Diplomacia personalista de Bolsonaro derruba imagem do Brasil no mundo, dizem analistas
Vista mais como publicidade do que política diplomática séria, a aventada comitiva de presidentes para visitar Vladimir Putin em meio à guerra não tem até aqui elementos para ganhar corpo e fazer diferença nos esforços para o fim do conflito. Especialistas ouvidos pela RFI disseram que a ideia que Jair Bolsonaro (PL) sugeriu à chancelaria turca retrata o personalismo do presidente brasileiro, de olho nas eleições, e a falta de conhecimento das estratégias diplomáticas.
"Infringe uma das mais elementares regras do procedimento diplomático que é a discrição e o sigilo. Se ele quer mesmo desempenhar algum papel de mediador deveria fazer com discrição", afirmou à RFI William Gonçalves, professor de relações internacionais da UFRJ. "E a partir do momento que ele se pronuncia dessa maneira, propondo a visita a um presidente, também está tomando partido e assim invalidando sua atuação. É no mínimo contraproducente."
Nos bastidores, diplomatas tentam amenizar as reações que as palavras do presidente geraram e dizem que não houve uma proposta formal de comitiva, mas uma ideia levantada de forma geral por Bolsonaro no encontro com o chanceler da Turquia, Mevlüt Çavusoglu, semana passada no Palácio do Planalto. Laerte Apolinário, da PUC São Paulo, afirmou à RFI que não vê respaldo técnico do Itamaraty às palavras do presidente. "Isso não foi comentado nem confirmado pela diplomacia brasileira. Então me parece uma iniciativa muito mais personalista do presidente brasileiro do que uma política de Estado. Acredito que tenha o objetivo de aumentar a popularidade no contexto da disputa eleitoral doméstica do que relação mesmo com a política externa do país."
Fora do G7 de novo
Mesmo que tente atrelar sua imagem a alguma iniciativa de mediação do conflito, Bolsonaro dificilmente colherá frutos nessa seara, pois o Brasil não tem hoje estatura internacional para liderar projetos mais audaciosos e de peso no mundo, na avaliação dos especialistas.

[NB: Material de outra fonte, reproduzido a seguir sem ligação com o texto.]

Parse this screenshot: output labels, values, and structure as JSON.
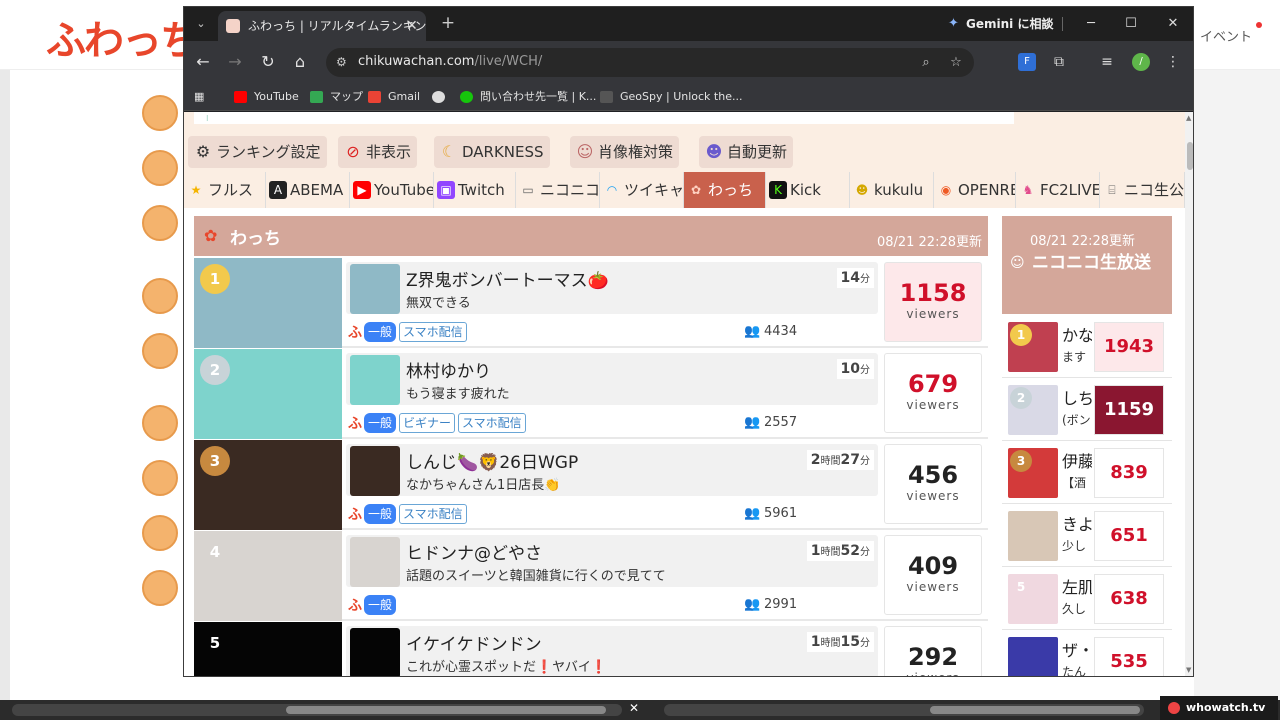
{
  "background": {
    "logo_text": "ふわっち",
    "event_link": "イベント",
    "bottom_badge": "whowatch.tv"
  },
  "browser": {
    "tab_title": "ふわっち | リアルタイムランキング",
    "gemini_label": "Gemini に相談",
    "url_host": "chikuwachan.com",
    "url_path": "/live/WCH/",
    "bookmarks": [
      {
        "label": "YouTube",
        "color": "#ff0000"
      },
      {
        "label": "マップ",
        "color": "#34a853"
      },
      {
        "label": "Gmail",
        "color": "#ea4335"
      },
      {
        "label": "",
        "color": "#dddddd"
      },
      {
        "label": "問い合わせ先一覧 | K...",
        "color": "#16c60c"
      },
      {
        "label": "GeoSpy | Unlock the...",
        "color": "#555555"
      }
    ]
  },
  "controls": [
    {
      "label": "ランキング設定",
      "icon": "gear-icon"
    },
    {
      "label": "非表示",
      "icon": "prohibited-icon"
    },
    {
      "label": "DARKNESS",
      "icon": "moon-icon"
    },
    {
      "label": "肖像権対策",
      "icon": "ghost-icon"
    },
    {
      "label": "自動更新",
      "icon": "robot-icon"
    }
  ],
  "platforms": [
    {
      "label": "フルス",
      "icon": "star-icon",
      "color": "#f5b400",
      "active": false
    },
    {
      "label": "ABEMA",
      "icon": "abema-icon",
      "color": "#222222",
      "active": false
    },
    {
      "label": "YouTube",
      "icon": "youtube-icon",
      "color": "#ff0000",
      "active": false
    },
    {
      "label": "Twitch",
      "icon": "twitch-icon",
      "color": "#9146ff",
      "active": false
    },
    {
      "label": "ニコニコ生",
      "icon": "niconico-icon",
      "color": "#888888",
      "active": false
    },
    {
      "label": "ツイキャス",
      "icon": "twitcasting-icon",
      "color": "#1da1f2",
      "active": false
    },
    {
      "label": "わっち",
      "icon": "fuwacchi-icon",
      "color": "#e8462b",
      "active": true
    },
    {
      "label": "Kick",
      "icon": "kick-icon",
      "color": "#111111",
      "active": false
    },
    {
      "label": "kukulu",
      "icon": "kukulu-icon",
      "color": "#f5c518",
      "active": false
    },
    {
      "label": "OPENREC",
      "icon": "openrec-icon",
      "color": "#ef5a24",
      "active": false
    },
    {
      "label": "FC2LIVE",
      "icon": "fc2-icon",
      "color": "#e24b8c",
      "active": false
    },
    {
      "label": "ニコ生公式",
      "icon": "tv-icon",
      "color": "#888888",
      "active": false
    }
  ],
  "main_panel": {
    "title": "わっち",
    "updated": "08/21 22:28更新",
    "viewers_label": "viewers",
    "streams": [
      {
        "rank": "1",
        "name": "Z界鬼ボンバートーマス🍅",
        "desc": "無双できる",
        "dur_main": "14",
        "dur_unit": "分",
        "dur_hour": "",
        "dur_hour_unit": "",
        "genre": "一般",
        "tags": [
          "スマホ配信"
        ],
        "total": "4434",
        "viewers": "1158",
        "highlight": true,
        "thumb_color": "#8fb9c6",
        "rank_color": "#f2c94c"
      },
      {
        "rank": "2",
        "name": "林村ゆかり",
        "desc": "もう寝ます疲れた",
        "dur_main": "10",
        "dur_unit": "分",
        "dur_hour": "",
        "dur_hour_unit": "",
        "genre": "一般",
        "tags": [
          "ビギナー",
          "スマホ配信"
        ],
        "total": "2557",
        "viewers": "679",
        "highlight": false,
        "thumb_color": "#7ed3cc",
        "rank_color": "#c8d3d8"
      },
      {
        "rank": "3",
        "name": "しんじ🍆🦁26日WGP",
        "desc": "なかちゃんさん1日店長👏",
        "dur_main": "27",
        "dur_unit": "分",
        "dur_hour": "2",
        "dur_hour_unit": "時間",
        "genre": "一般",
        "tags": [
          "スマホ配信"
        ],
        "total": "5961",
        "viewers": "456",
        "highlight": false,
        "thumb_color": "#3a2a22",
        "rank_color": "#c7893f"
      },
      {
        "rank": "4",
        "name": "ヒドンナ@どやさ",
        "desc": "話題のスイーツと韓国雑貨に行くので見てて",
        "dur_main": "52",
        "dur_unit": "分",
        "dur_hour": "1",
        "dur_hour_unit": "時間",
        "genre": "一般",
        "tags": [],
        "total": "2991",
        "viewers": "409",
        "highlight": false,
        "thumb_color": "#d8d4d0",
        "rank_color": "rgba(0,0,0,0)"
      },
      {
        "rank": "5",
        "name": "イケイケドンドン",
        "desc": "これが心霊スポットだ❗ヤバイ❗",
        "dur_main": "15",
        "dur_unit": "分",
        "dur_hour": "1",
        "dur_hour_unit": "時間",
        "genre": "",
        "tags": [],
        "total": "",
        "viewers": "292",
        "highlight": false,
        "thumb_color": "#050505",
        "rank_color": "rgba(0,0,0,0)"
      }
    ]
  },
  "side_panel": {
    "updated": "08/21 22:28更新",
    "title": "ニコニコ生放送",
    "items": [
      {
        "rank": "1",
        "name": "かな",
        "sub": "ます",
        "viewers": "1943",
        "style": "hl",
        "thumb_color": "#c04050",
        "rank_color": "#f2c94c"
      },
      {
        "rank": "2",
        "name": "しち",
        "sub": "(ボン",
        "viewers": "1159",
        "style": "img",
        "thumb_color": "#d9d9e6",
        "rank_color": "#c8d3d8"
      },
      {
        "rank": "3",
        "name": "伊藤",
        "sub": "【酒",
        "viewers": "839",
        "style": "",
        "thumb_color": "#d33a3a",
        "rank_color": "#c7893f"
      },
      {
        "rank": "",
        "name": "きよ",
        "sub": "少し",
        "viewers": "651",
        "style": "",
        "thumb_color": "#d8c7b6",
        "rank_color": "rgba(0,0,0,0)"
      },
      {
        "rank": "5",
        "name": "左肌",
        "sub": "久し",
        "viewers": "638",
        "style": "",
        "thumb_color": "#f0d8e0",
        "rank_color": "rgba(0,0,0,0)"
      },
      {
        "rank": "",
        "name": "ザ・",
        "sub": "たん",
        "viewers": "535",
        "style": "",
        "thumb_color": "#3a3aa8",
        "rank_color": "rgba(0,0,0,0)"
      }
    ]
  }
}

Prova disso veio com a terceira exclusão consecutiva do país do G7, grupo que reúne as nações mais ricas do mundo, mas que recebe líderes convidados para sua cúpula anual, que em 2022 será realizado mês que vem em Berlim.
"Simboliza os resultados da política externa errática dos últimos anos. O país que já foi convidado várias vezes para o evento tem ficado fora desde o início do governo Bolsonaro. Embora isso tenha um peso mais simbólico que prática, não deixa de mostrar o isolamento internacional do país", disse Laerte Apolinário. "O Brasil sempre teve boas relações com todo o mundo, pequenos e grandes, e isso se perdeu nos últimos anos. O atual governo queimou pontes com nossos principais parceiros, como Estados Unidos, Europa, China. Além dos latinos americanos."
Foram convidados a participar da Cúpula do G7 líderes da África do Sul, Índia, Indonésia e Senegal. Para William Gonçalves, o grupo não vê porque chamar um país que não tem liderança nem entre seus vizinhos mais próximos. "Não gozamos mais da liderança política na América do Sul. Os países daqui não nos reconhecem mais como um líder natural, ao contrário. O Brasil, com o atual governo, fez tudo para esvaziar completamente o Mercosul, sair da Unasul. Rompemos os laços de solidariedade que tínhamos com nossos vizinhos."
O analista afirma que a exclusão do G20 ilustra os obstáculos que o país tem pela frente para recuperar respeito e credibilidade lá fora. "Nossa imagem no mundo hoje é péssima, nós abraçamos as piores causas, nosso presidente provoca antipatia por onde vai, em especial com relação às questões ambientais."